All of the 18 sectors tracked by CNET Investor made gains. Server hardware makers led the pack, climbing about 10 percent, while providers of services to Internet companies advanced almost 8 percent.

The server hardware sector gained with the help of Sun Microsystems, which rose $2.88, or nearly 10 percent, to $31.94, and Unisys, which advanced $2.19, or 14 percent, to $17.38.

Other top tech companies added strength to the Nasdaq. Cisco Systems closed up $2.88, or nearly 8 percent, at $39.13; Microsoft gained $2.13 to $55; Dell Computer rose $1.50, or 7 percent, to $22.81; and Ericsson climbed $1.63, or 15 percent, to $12.25.

The CNET tech index rose 86.61 to 2,246.96. Advancers beat out decliners, with 85 of the 97 stocks in the index rising, 11 falling and one remaining unchanged.

Other companies posted some positive earnings news.

Rational Software rose $6.06, or about 16 percent, to $45.19. The software maker reported that revenue for the fiscal third quarter increased to $215.5 million from $146.2 million a year earlier and posted a pro forma net income of 20 cents a share. Eight analysts surveyed by First Call expected the company to make 18 cents a share.

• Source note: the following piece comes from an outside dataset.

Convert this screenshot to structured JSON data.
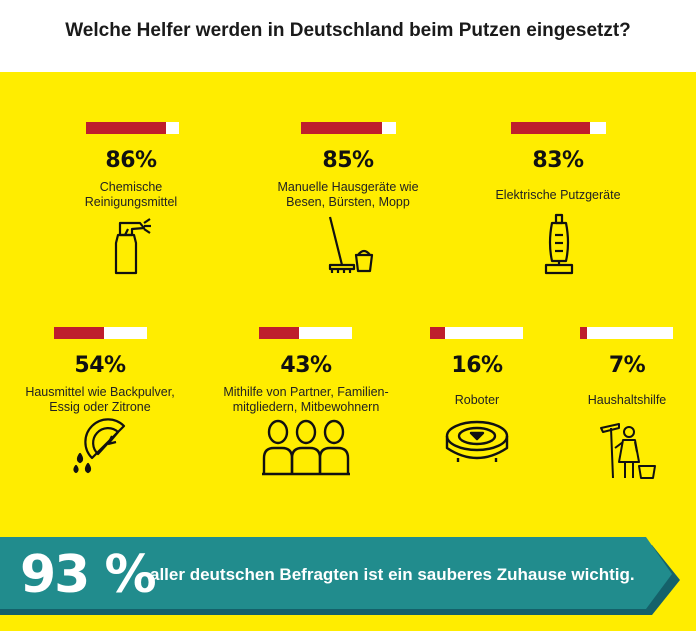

Inrange Technologies rose $5.13, or 35 percent, to $19.75. The networking and switching-equipment maker said it expects fourth-quarter revenue to exceed analysts' expectations. The company gave no specific guidance, but Wall Street expects Inrange to earn 7 cents a share, the consensus estimate of three analysts surveyed by First Call.

Motorola also posted respectable earnings, matching lowered expectations.

Excluding charges, the maker of chips and mobile phones reported earnings of $335 million, or 15 cents a share, for the fourth quarter. In the same period last year, Motorola earned $564 million, or 25 cents a share. Fourth-quarter sales increased 11 percent to $10.1 billion for the quarter, compared with $9.1 billion last year.

Shares of Motorola rose 94 cents, or 4 percent, to $22.13.

The positive Motorola news rubbed off on the chip sector. The Philadelphia semiconductor index surged 37.97, or almost 6 percent, to 688.85, led by chipmaker Altera, which rose $2.94, or 9 percent, to $34.31.

E*Trade said Thursday it will buy LoansDirect, a closely held online mortgage company, which will help diversify its business amid a trading slowdown. E*Trade expects the acquisition to immediately lift the company's earnings and revenue. Shares of E*Trade rose $2.09, or 21 percent, to $12.06.

Shares of optical network equipment maker Nortel Networks climbed $2.13, or about 7 percent, to $34.06. The company announced plans to adjust its work force by eliminating jobs in the slow-growth segments of its business.